Chungking Express, Happy Together

reviewed May 2002

Chungking Express is really two movies in one.  Wong Kar-wai's melancholy look at love, engaging and beautifully done, gives us two vignettes (the transition between them is a bit confusing) of lost love dealt with in different ways.  In the first, a lovelorn Hong Kong policeman (Takeshi Kaneshiro, who's tremendously appealing) treats his heartbreak like a talisman, believing that if he does exactly the right rituals, his lover will come back.  The second also stars a policeman (Tony Leung Chiu Wai) whose girlfriend has left him; while he mopes and holds touching conversations with his shirts and washcloths, the girl (Faye Wong) who works at the lunch counter where he eats every day, fascinated by the downcast cop, sneaks into his apartment to rearrange his things.  The movie is gorgeously shot (amazing considering it was apparently shot in "found locations" and only with available light, sort of a Dogmesque approach) and deeply empathetic, much like Wong's later In the Mood for Love, though Chungking Express moves a little faster.  Highly recommended.
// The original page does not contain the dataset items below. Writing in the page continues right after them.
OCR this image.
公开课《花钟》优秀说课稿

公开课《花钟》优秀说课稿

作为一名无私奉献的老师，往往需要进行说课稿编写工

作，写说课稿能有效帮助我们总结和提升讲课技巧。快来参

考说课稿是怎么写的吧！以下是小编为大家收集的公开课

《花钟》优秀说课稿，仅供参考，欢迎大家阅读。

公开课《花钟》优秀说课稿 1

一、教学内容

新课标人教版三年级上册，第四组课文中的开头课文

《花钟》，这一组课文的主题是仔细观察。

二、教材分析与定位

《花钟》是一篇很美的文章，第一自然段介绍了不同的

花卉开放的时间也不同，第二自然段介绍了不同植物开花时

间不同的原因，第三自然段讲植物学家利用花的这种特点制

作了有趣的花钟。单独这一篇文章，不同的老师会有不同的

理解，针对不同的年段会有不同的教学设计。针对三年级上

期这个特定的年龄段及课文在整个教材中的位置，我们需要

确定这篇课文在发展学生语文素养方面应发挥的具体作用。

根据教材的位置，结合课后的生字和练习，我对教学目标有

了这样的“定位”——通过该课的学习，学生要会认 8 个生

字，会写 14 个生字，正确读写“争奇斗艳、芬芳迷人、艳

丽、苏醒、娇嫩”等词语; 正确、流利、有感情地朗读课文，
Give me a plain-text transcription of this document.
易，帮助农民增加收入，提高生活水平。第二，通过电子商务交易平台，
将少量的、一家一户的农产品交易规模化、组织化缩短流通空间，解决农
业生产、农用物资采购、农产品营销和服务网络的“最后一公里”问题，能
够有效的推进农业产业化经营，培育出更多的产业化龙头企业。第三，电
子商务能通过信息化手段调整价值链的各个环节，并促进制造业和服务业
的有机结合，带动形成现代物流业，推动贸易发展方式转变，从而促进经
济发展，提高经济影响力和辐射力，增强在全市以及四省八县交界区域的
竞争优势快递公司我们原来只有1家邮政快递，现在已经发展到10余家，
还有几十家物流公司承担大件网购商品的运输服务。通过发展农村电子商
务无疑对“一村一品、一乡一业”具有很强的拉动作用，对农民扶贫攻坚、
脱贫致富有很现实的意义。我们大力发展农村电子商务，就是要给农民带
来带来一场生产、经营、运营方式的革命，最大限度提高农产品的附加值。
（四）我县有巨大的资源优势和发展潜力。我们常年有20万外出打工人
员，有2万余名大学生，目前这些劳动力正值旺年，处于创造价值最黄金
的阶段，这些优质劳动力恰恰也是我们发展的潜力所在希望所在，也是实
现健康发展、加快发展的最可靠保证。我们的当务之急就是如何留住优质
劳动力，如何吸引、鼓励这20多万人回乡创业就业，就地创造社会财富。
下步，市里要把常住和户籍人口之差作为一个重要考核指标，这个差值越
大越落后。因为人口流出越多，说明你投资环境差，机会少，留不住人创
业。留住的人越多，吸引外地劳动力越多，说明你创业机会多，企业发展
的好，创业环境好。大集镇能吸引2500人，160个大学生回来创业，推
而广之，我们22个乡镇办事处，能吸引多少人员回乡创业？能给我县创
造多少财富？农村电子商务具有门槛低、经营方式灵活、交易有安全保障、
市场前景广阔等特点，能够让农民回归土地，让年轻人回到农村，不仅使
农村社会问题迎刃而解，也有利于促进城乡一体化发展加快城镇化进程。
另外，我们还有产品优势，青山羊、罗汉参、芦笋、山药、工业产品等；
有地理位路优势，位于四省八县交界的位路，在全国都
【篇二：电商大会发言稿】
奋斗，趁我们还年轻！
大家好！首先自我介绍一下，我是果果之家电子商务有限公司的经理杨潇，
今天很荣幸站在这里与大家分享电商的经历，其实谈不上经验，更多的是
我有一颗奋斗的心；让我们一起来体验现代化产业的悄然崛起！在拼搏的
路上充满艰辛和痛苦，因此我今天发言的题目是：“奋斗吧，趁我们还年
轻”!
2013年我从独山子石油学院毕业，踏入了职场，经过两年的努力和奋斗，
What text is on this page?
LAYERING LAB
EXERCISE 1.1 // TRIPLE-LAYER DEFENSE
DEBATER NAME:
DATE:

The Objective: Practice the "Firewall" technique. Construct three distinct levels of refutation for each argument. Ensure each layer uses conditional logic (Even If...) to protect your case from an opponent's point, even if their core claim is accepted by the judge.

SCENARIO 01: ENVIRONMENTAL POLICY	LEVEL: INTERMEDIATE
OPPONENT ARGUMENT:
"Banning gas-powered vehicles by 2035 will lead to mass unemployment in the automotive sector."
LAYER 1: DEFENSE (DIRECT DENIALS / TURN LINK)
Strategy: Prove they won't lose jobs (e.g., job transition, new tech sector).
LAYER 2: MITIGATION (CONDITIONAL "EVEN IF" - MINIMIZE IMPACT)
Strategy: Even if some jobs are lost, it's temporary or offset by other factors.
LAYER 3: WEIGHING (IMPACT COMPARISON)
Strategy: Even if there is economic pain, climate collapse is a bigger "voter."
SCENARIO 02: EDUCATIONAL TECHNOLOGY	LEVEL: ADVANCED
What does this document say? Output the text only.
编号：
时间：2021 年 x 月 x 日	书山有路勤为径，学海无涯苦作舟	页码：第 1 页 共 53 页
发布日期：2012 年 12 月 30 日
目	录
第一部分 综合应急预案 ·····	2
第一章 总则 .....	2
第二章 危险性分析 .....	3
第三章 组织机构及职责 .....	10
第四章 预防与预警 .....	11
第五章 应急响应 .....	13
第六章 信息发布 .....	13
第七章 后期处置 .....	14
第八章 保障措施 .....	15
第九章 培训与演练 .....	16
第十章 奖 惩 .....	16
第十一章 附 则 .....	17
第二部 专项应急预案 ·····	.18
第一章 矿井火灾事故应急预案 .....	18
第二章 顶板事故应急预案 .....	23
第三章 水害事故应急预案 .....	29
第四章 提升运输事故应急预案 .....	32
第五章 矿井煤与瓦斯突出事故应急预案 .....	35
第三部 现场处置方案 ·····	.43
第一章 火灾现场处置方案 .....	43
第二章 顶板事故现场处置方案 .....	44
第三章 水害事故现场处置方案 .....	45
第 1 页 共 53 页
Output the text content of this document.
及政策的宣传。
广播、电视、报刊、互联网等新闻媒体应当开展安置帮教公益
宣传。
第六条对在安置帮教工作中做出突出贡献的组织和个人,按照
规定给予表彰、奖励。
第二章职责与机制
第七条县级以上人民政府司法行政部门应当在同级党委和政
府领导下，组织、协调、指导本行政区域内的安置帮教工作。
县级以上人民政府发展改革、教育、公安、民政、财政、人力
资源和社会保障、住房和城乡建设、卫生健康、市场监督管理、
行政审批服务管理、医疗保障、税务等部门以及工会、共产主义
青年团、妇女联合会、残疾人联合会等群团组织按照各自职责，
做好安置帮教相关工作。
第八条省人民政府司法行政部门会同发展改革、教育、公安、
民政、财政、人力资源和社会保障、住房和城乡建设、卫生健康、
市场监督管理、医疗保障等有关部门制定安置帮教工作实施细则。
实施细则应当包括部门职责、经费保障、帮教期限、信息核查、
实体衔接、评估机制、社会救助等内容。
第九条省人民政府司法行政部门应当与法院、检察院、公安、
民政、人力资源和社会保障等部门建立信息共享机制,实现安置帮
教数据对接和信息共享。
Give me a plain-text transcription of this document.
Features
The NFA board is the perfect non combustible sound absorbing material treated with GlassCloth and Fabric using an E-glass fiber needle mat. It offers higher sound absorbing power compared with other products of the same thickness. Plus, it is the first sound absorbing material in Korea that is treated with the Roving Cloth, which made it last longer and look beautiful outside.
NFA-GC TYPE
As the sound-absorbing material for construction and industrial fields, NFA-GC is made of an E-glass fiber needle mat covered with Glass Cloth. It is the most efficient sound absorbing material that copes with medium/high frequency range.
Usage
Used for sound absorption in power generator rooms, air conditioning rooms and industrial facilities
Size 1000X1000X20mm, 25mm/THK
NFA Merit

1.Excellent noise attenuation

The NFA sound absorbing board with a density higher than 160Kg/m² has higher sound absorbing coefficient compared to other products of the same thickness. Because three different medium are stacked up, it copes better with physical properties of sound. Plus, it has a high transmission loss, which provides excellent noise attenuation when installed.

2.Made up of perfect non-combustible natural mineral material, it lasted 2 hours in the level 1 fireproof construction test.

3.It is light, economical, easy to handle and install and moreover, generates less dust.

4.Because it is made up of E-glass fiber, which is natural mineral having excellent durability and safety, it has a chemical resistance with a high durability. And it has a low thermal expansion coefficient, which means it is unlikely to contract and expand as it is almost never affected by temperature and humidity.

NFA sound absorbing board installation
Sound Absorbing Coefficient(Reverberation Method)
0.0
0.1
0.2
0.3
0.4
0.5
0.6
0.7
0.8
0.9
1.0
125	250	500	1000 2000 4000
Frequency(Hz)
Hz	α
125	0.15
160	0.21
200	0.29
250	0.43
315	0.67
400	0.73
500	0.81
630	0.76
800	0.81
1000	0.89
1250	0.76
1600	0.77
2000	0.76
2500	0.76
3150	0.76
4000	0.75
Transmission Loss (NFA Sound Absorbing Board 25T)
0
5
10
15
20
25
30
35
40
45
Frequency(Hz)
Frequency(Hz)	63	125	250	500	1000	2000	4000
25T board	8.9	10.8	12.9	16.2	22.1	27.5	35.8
Wong's Happy Together is less successful, a self-consciously arty film about a gay Chinese couple who bicker their way through Argentina, breaking up and reuniting, hurling insults at each other.  It doesn't help that neither character is particularly likable:  Ho (Leslie Cheung) is cruel and manipulative, but Lai (Tony Leung Chiu Wai) is a doormat.  Watching the unpleasantries between them gets old fast.  The intrusive cinematography is the opposite of Chungking Express's organic, flowing camera work.  Here, the film changes from black and white (Lai's face was made for the shadows and starkness of black and white) to color for no apparent reason.  The movie annoyed me so much, especially because I watched it right after seeing Chungking Express, that I fast-forwarded, wandered in and out of the room, and finally shut it off.